The U.S. Congressional-Executive Commission on China, in an annual report published Wednesday, said Beijing's human rights record was an area of concern.
Committee Chairman U.S. Rep. Chris Smith, R-N.J., and Co-chairman Rep. Sherrod Brown, D-Ohio, said there was "visible frustration" and "well-founded impatience" with Beijing's lack of respect for basic human rights.
Brown pointed to a host of labor concerns ranging from low wages to unsafe work environments.
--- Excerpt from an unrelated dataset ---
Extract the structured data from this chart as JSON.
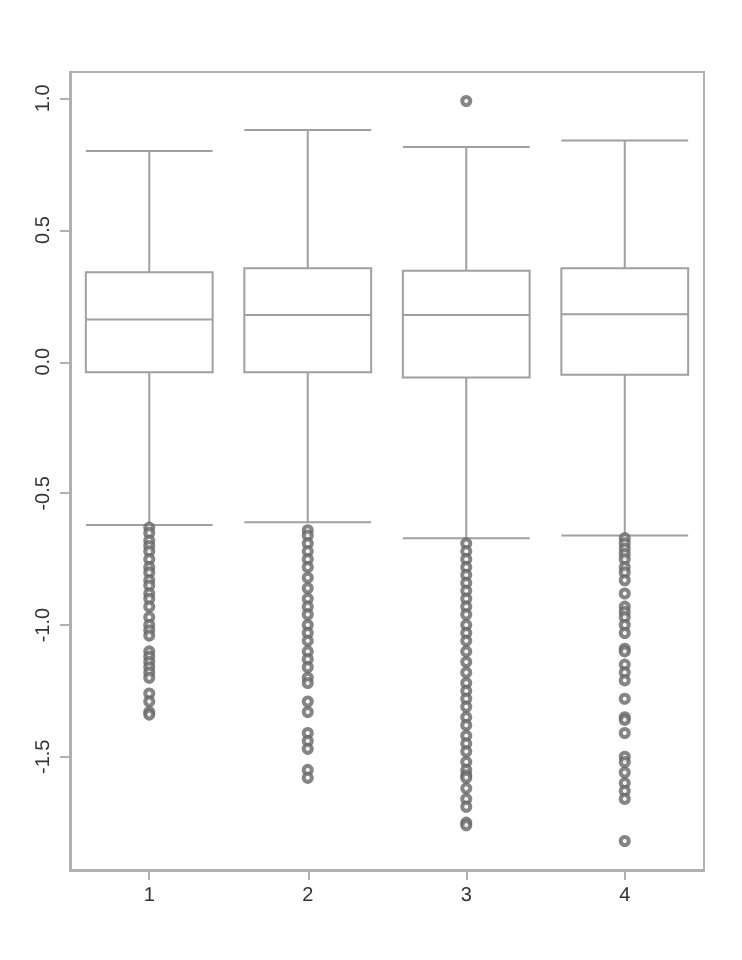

Abuses against minority ethnic communities, meanwhile, were unprecedented.
The report calls on U.S. lawmakers and U.S. President Barack Obama to press Beijing to ratify existing civil and political treaties.
Chinese Foreign Ministry spokesman Hong Lei, in a statement published by the official Xinhua news agency, called on the committee to stop making "groundless remarks" against China.
He said the committee should favor facts over prejudices, warning the report may harm bilateral ties with Beijing.
Acrimony between Beijing and Washington has extended to the energy sector, where Beijing is accused of manipulating solar manufacturing markets. The U.S. Defense Department, meanwhile, has focused its efforts on the Asia-Pacific region, but has said it doesn't view Beijing as a regional aggressor.